Stedenbouwkundige waarde:
Het pand heeft door zijn markante verschijningsvorm met een dominant aanwezige roodgedekte kap, een risaliet met erker en topgevel, en gevarieerde gevelindelingen met opvallende decoratieve accenten, alsmede door zijn prominente vrijstaande ligging in een bijbehorende tuin aan de noordzijde van de Kerkstraat belangrijke situationele waarde. Aan de rechterzijde valt het pand op door een markante en ruim opgezette houten serre met oorspronkelijke ramen en deuren. Het object maakt deel uit van een reeks vrijstaande villa's en landhuisjes uit diverse periodes die karakteristiek zijn voor de lintbebouwing langs de Kerkstraat. Tezamen met de naastgelegen historische panden maakt de onderhavige woning deel uit van een waardevol en in het oog vallend ensemble. De situeringswaarde wordt versterkt door de ligging pal aan de overzijde van de op de Kerkstraat aansluitende Florence Nightingalestraat. Komende vanaf deze straat is het bouwwerk een markante blikvanger.
Cultuurhistorische waarde:
Er is bijzondere cultuurhistorische waarde door de verwijzing naar het groei- en ontwikkelingsproces van de vroegere dorpen Hees en Neerbosch. Als onderdeel van de door villa's, het Sint Jozefklooster en een enkele boerderij bepaalde bebouwing langs de Kerkstraat weerspiegelt de onderhavige woning dan ook de historische ontwikkelingen in het betreffende deel van de gemeente Nijmegen.
"Villa Maria" is een gemeentelijk monument.
datum foto: 1 mei 2017
bron foto: Paul Marsman©
Deze villa is te vinden aan de zuidoostzijde van de Kerkstraat in Hees. Het is een tweelaags woonhuis, gelegen in het oude dorp Hees. De huidige verschijningsvorm van de villa dateert uit 1900-1910.
Van Schevichaven typeerde in 1912 de 19de eeuwse staat van het pand als een "zeer ouderwets huis van verdieping, met een tal van kamers". Het huis, toen bewoond door vier gebroeders Triebels, werd na het overlijden van de laatste der broers verkocht en wisselde in het eerste decennium van de 20ste eeuw driemaal van eigenaar.
De eerste, mr. Verheijen "verbeterde het huis" en verkocht het aan de heer Mulder die "een groote vertimmering liet aanbrengen, maar "overleed". Nieuwe eigenaar P. van Olden liet "huize Oranjestein aan de achterkant optrekken" en verkocht het in 1911 aan de heer Veldman. Het resultaat van die bouwactiviteiten was voor Van Schevichaven vermoedelijk aanleiding het huis op te waarderen tot "Villa Oranjestein".

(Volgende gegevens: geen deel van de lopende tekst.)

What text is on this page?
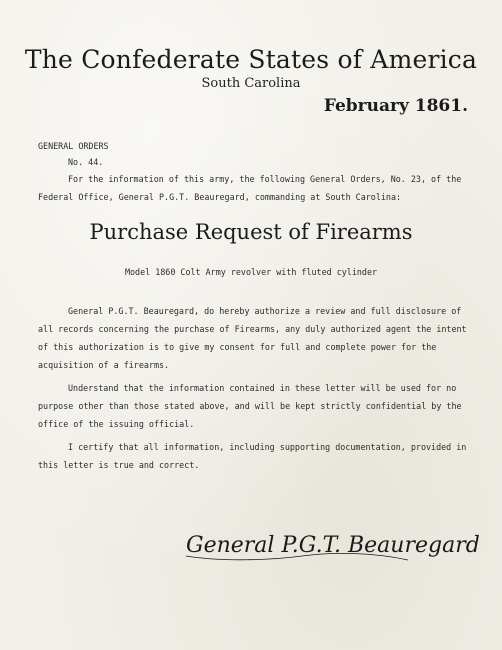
The Confederate States of America
South Carolina
February 1861.
GENERAL ORDERS
No. 44.
For the information of this army, the following General Orders, No. 23, of the Federal Office, General P.G.T. Beauregard, commanding at South Carolina:
Purchase Request of Firearms
Model 1860 Colt Army revolver with fluted cylinder
General P.G.T. Beauregard, do hereby authorize a review and full disclosure of all records concerning the purchase of Firearms, any duly authorized agent the intent of this authorization is to give my consent for full and complete power for the acquisition of a firearms.
Understand that the information contained in these letter will be used for no purpose other than those stated above, and will be kept strictly confidential by the office of the issuing official.
I certify that all information, including supporting documentation, provided in this letter is true and correct.
General P.G.T. Beauregard
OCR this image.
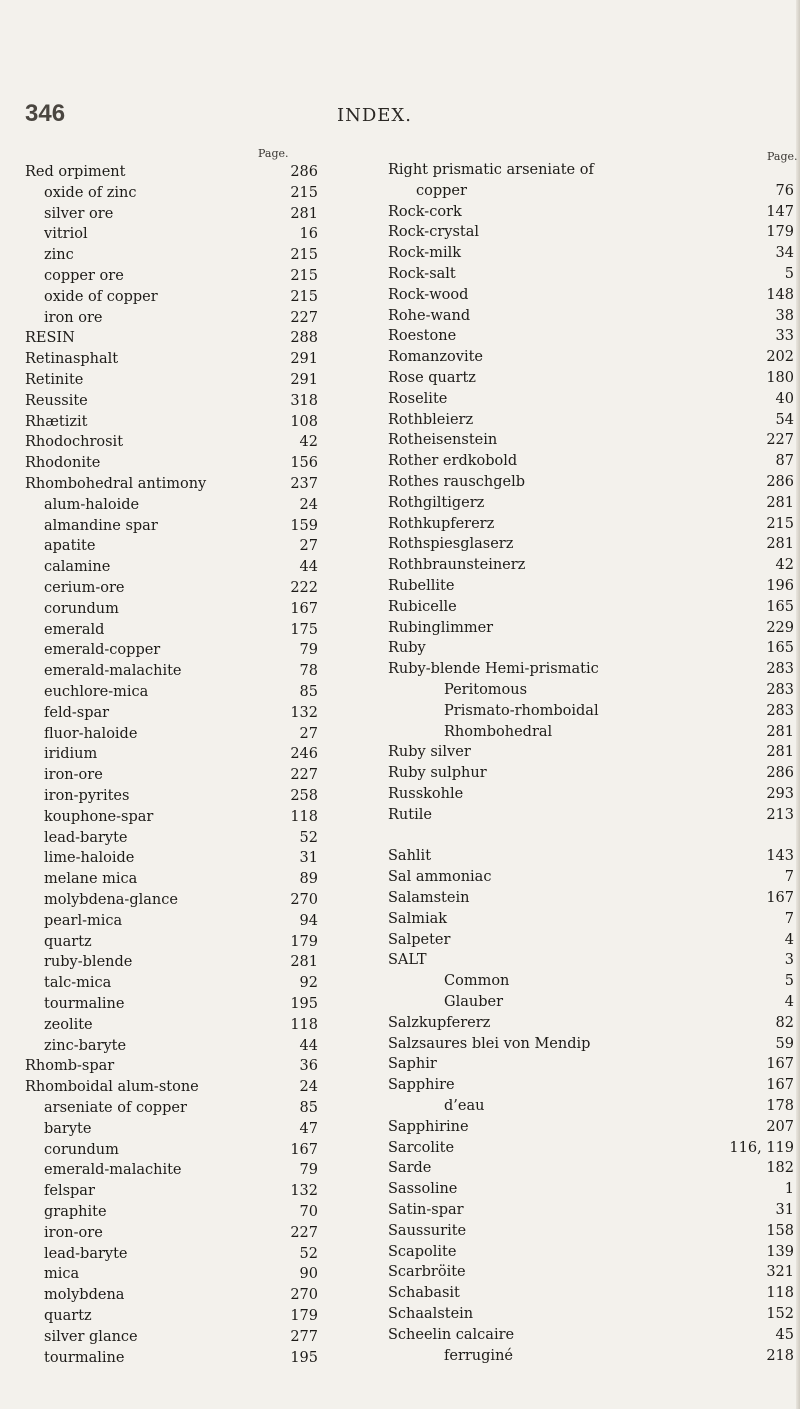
346	INDEX.
Page.
Red orpiment	286
oxide of zinc	215
silver ore	281
vitriol	16
zinc	215
copper ore	215
oxide of copper	215
iron ore	227
RESIN	288
Retinasphalt	291
Retinite	291
Reussite	318
Rhætizit	108
Rhodochrosit	42
Rhodonite	156
Rhombohedral antimony	237
alum-haloide	24
almandine spar	159
apatite	27
calamine	44
cerium-ore	222
corundum	167
emerald	175
emerald-copper	79
emerald-malachite	78
euchlore-mica	85
feld-spar	132
fluor-haloide	27
iridium	246
iron-ore	227
iron-pyrites	258
kouphone-spar	118
lead-baryte	52
lime-haloide	31
melane mica	89
molybdena-glance	270
pearl-mica	94
quartz	179
ruby-blende	281
talc-mica	92
tourmaline	195
zeolite	118
zinc-baryte	44
Rhomb-spar	36
Rhomboidal alum-stone	24
arseniate of copper	85
baryte	47
corundum	167
emerald-malachite	79
felspar	132
graphite	70
iron-ore	227
lead-baryte	52
mica	90
molybdena	270
quartz	179
silver glance	277
tourmaline	195
Page.
Right prismatic arseniate of
copper	76
Rock-cork	147
Rock-crystal	179
Rock-milk	34
Rock-salt	5
Rock-wood	148
Rohe-wand	38
Roestone	33
Romanzovite	202
Rose quartz	180
Roselite	40
Rothbleierz	54
Rotheisenstein	227
Rother erdkobold	87
Rothes rauschgelb	286
Rothgiltigerz	281
Rothkupfererz	215
Rothspiesglaserz	281
Rothbraunsteinerz	42
Rubellite	196
Rubicelle	165
Rubinglimmer	229
Ruby	165
Ruby-blende Hemi-prismatic	283
Peritomous	283
Prismato-rhomboidal	283
Rhombohedral	281
Ruby silver	281
Ruby sulphur	286
Russkohle	293
Rutile	213
Sahlit	143
Sal ammoniac	7
Salamstein	167
Salmiak	7
Salpeter	4
SALT	3
Common	5
Glauber	4
Salzkupfererz	82
Salzsaures blei von Mendip	59
Saphir	167
Sapphire	167
d’eau	178
Sapphirine	207
Sarcolite	116, 119
Sarde	182
Sassoline	1
Satin-spar	31
Saussurite	158
Scapolite	139
Scarbröite	321
Schabasit	118
Schaalstein	152
Scheelin calcaire	45
ferruginé	218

Van 1923/24 tot begin jaren 50 was het rusthuis "De Sonnaville" van de R.K. Verpleegsters in het huis gevestigd. Het door dr. De Sonnaville gestichte en naar hem vernoemde rusthuis was algemeen bekend als Huize Sonnaville.
Van 1952-64 diende het huis als jongensopvanghuis van de Broeders van O.L. Vrouwe van Zeven Smarten te Voorhout. Uit die periode dateert een archieftekening voor de aanpassing aan de nieuwe functie. Deze plattegrond en archieffoto's van Huize Sonnaville uit 1923 en 1931 vertonen het huis in de huidige wit gepleisterde gedaante, omzoomd door een tuin met hek op een gemetseld muurtje. Dat hek op muurtje is heden ten dagen vervangen door een gewoon hek.

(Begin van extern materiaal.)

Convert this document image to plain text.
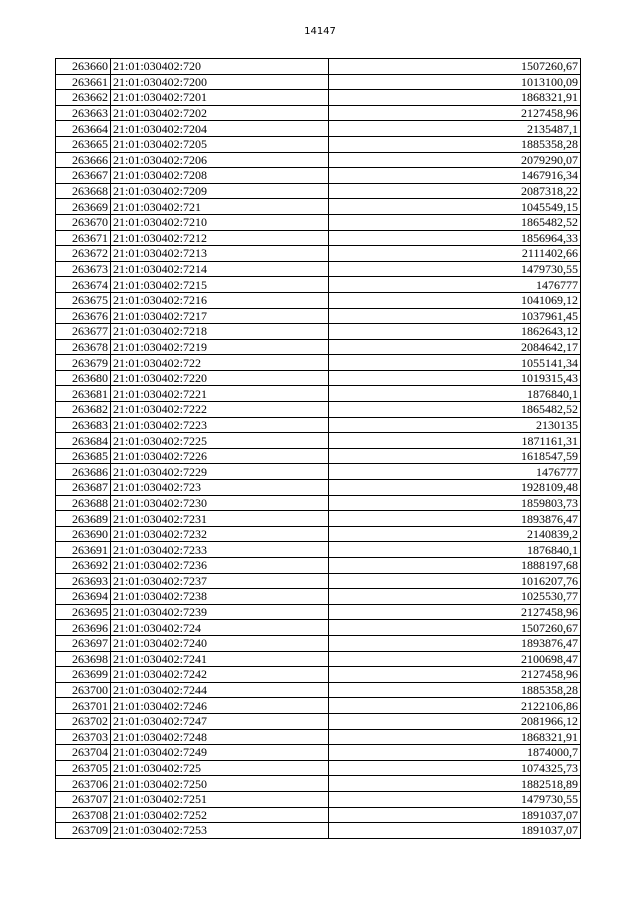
14147
263660	21:01:030402:720	1507260,67
263661	21:01:030402:7200	1013100,09
263662	21:01:030402:7201	1868321,91
263663	21:01:030402:7202	2127458,96
263664	21:01:030402:7204	2135487,1
263665	21:01:030402:7205	1885358,28
263666	21:01:030402:7206	2079290,07
263667	21:01:030402:7208	1467916,34
263668	21:01:030402:7209	2087318,22
263669	21:01:030402:721	1045549,15
263670	21:01:030402:7210	1865482,52
263671	21:01:030402:7212	1856964,33
263672	21:01:030402:7213	2111402,66
263673	21:01:030402:7214	1479730,55
263674	21:01:030402:7215	1476777
263675	21:01:030402:7216	1041069,12
263676	21:01:030402:7217	1037961,45
263677	21:01:030402:7218	1862643,12
263678	21:01:030402:7219	2084642,17
263679	21:01:030402:722	1055141,34
263680	21:01:030402:7220	1019315,43
263681	21:01:030402:7221	1876840,1
263682	21:01:030402:7222	1865482,52
263683	21:01:030402:7223	2130135
263684	21:01:030402:7225	1871161,31
263685	21:01:030402:7226	1618547,59
263686	21:01:030402:7229	1476777
263687	21:01:030402:723	1928109,48
263688	21:01:030402:7230	1859803,73
263689	21:01:030402:7231	1893876,47
263690	21:01:030402:7232	2140839,2
263691	21:01:030402:7233	1876840,1
263692	21:01:030402:7236	1888197,68
263693	21:01:030402:7237	1016207,76
263694	21:01:030402:7238	1025530,77
263695	21:01:030402:7239	2127458,96
263696	21:01:030402:724	1507260,67
263697	21:01:030402:7240	1893876,47
263698	21:01:030402:7241	2100698,47
263699	21:01:030402:7242	2127458,96
263700	21:01:030402:7244	1885358,28
263701	21:01:030402:7246	2122106,86
263702	21:01:030402:7247	2081966,12
263703	21:01:030402:7248	1868321,91
263704	21:01:030402:7249	1874000,7
263705	21:01:030402:725	1074325,73
263706	21:01:030402:7250	1882518,89
263707	21:01:030402:7251	1479730,55
263708	21:01:030402:7252	1891037,07
263709	21:01:030402:7253	1891037,07
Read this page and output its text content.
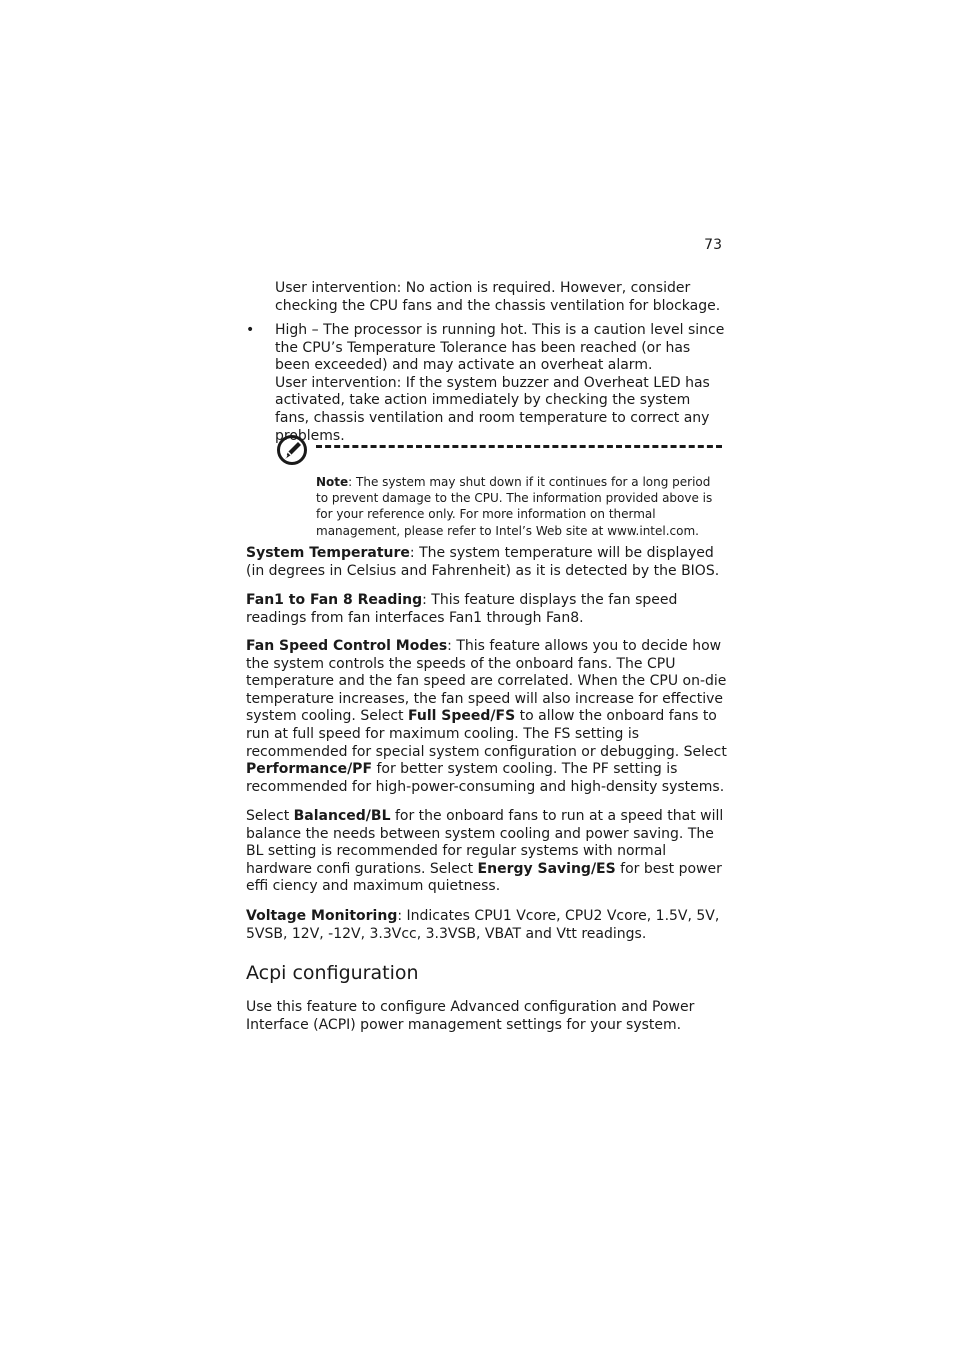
73

User intervention: No action is required. However, consider checking the CPU fans and the chassis ventilation for blockage.

• High – The processor is running hot. This is a caution level since the CPU’s Temperature Tolerance has been reached (or has been exceeded) and may activate an overheat alarm.

User intervention: If the system buzzer and Overheat LED has activated, take action immediately by checking the system fans, chassis ventilation and room temperature to correct any problems.

Note: The system may shut down if it continues for a long period to prevent damage to the CPU. The information provided above is for your reference only. For more information on thermal management, please refer to Intel’s Web site at www.intel.com.

System Temperature: The system temperature will be displayed (in degrees in Celsius and Fahrenheit) as it is detected by the BIOS.

Fan1 to Fan 8 Reading: This feature displays the fan speed readings from fan interfaces Fan1 through Fan8.

Fan Speed Control Modes: This feature allows you to decide how the system controls the speeds of the onboard fans. The CPU temperature and the fan speed are correlated. When the CPU on-die temperature increases, the fan speed will also increase for effective system cooling. Select Full Speed/FS to allow the onboard fans to run at full speed for maximum cooling. The FS setting is recommended for special system configuration or debugging. Select Performance/PF for better system cooling. The PF setting is recommended for high-power-consuming and high-density systems.

Select Balanced/BL for the onboard fans to run at a speed that will balance the needs between system cooling and power saving. The BL setting is recommended for regular systems with normal hardware confi gurations. Select Energy Saving/ES for best power effi ciency and maximum quietness.

Voltage Monitoring: Indicates CPU1 Vcore, CPU2 Vcore, 1.5V, 5V, 5VSB, 12V, -12V, 3.3Vcc, 3.3VSB, VBAT and Vtt readings.

Acpi configuration

Use this feature to configure Advanced configuration and Power Interface (ACPI) power management settings for your system.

Het huis ligt op een diep perceel in de nabijheid van het voormalige studiehuis St. Joseph (arch. J.G. Deur, 1929-30).
De Kerkstraat is de oude verbindingsweg tussen Hees en Neerbosch waar in het verleden grote landgoederen en villa's stonden, waarvan er enkele bewaard zijn gebleven.

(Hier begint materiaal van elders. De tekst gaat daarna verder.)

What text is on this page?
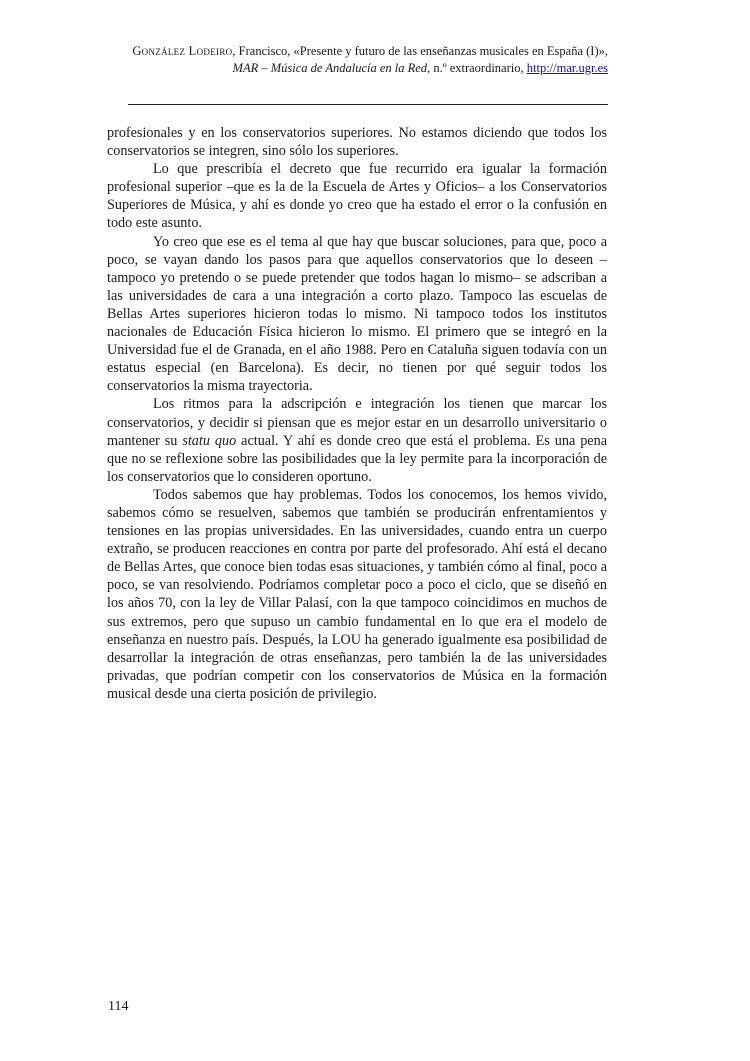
González Lodeiro, Francisco, «Presente y futuro de las enseñanzas musicales en España (I)»,
MAR – Música de Andalucía en la Red, n.º extraordinario, http://mar.ugr.es

profesionales y en los conservatorios superiores. No estamos diciendo que todos los conservatorios se integren, sino sólo los superiores.

Lo que prescribía el decreto que fue recurrido era igualar la formación profesional superior –que es la de la Escuela de Artes y Oficios– a los Conservatorios Superiores de Música, y ahí es donde yo creo que ha estado el error o la confusión en todo este asunto.

Yo creo que ese es el tema al que hay que buscar soluciones, para que, poco a poco, se vayan dando los pasos para que aquellos conservatorios que lo deseen –tampoco yo pretendo o se puede pretender que todos hagan lo mismo– se adscriban a las universidades de cara a una integración a corto plazo. Tampoco las escuelas de Bellas Artes superiores hicieron todas lo mismo. Ni tampoco todos los institutos nacionales de Educación Física hicieron lo mismo. El primero que se integró en la Universidad fue el de Granada, en el año 1988. Pero en Cataluña siguen todavía con un estatus especial (en Barcelona). Es decir, no tienen por qué seguir todos los conservatorios la misma trayectoria.

Los ritmos para la adscripción e integración los tienen que marcar los conservatorios, y decidir si piensan que es mejor estar en un desarrollo universitario o mantener su statu quo actual. Y ahí es donde creo que está el problema. Es una pena que no se reflexione sobre las posibilidades que la ley permite para la incorporación de los conservatorios que lo consideren oportuno.

Todos sabemos que hay problemas. Todos los conocemos, los hemos vivido, sabemos cómo se resuelven, sabemos que también se producirán enfrentamientos y tensiones en las propias universidades. En las universidades, cuando entra un cuerpo extraño, se producen reacciones en contra por parte del profesorado. Ahí está el decano de Bellas Artes, que conoce bien todas esas situaciones, y también cómo al final, poco a poco, se van resolviendo. Podríamos completar poco a poco el ciclo, que se diseñó en los años 70, con la ley de Villar Palasí, con la que tampoco coincidimos en muchos de sus extremos, pero que supuso un cambio fundamental en lo que era el modelo de enseñanza en nuestro país. Después, la LOU ha generado igualmente esa posibilidad de desarrollar la integración de otras enseñanzas, pero también la de las universidades privadas, que podrían competir con los conservatorios de Música en la formación musical desde una cierta posición de privilegio.

114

De straat wordt gekarakteriseerd door een lintbebouwing met vrijstaande historische en eigentijdse panden die een keur aan bouwstijlen vertonen, en waarin het onderhavige pand opvalt vanwege de blokvormige bouwmassa en de rijk geornamenteerde voorgevel. In de Kerkstraat overheerst een landelijke sfeer.
Dit pand is een door gemeente Nijmegen aangemerkt gemeentelijk monument.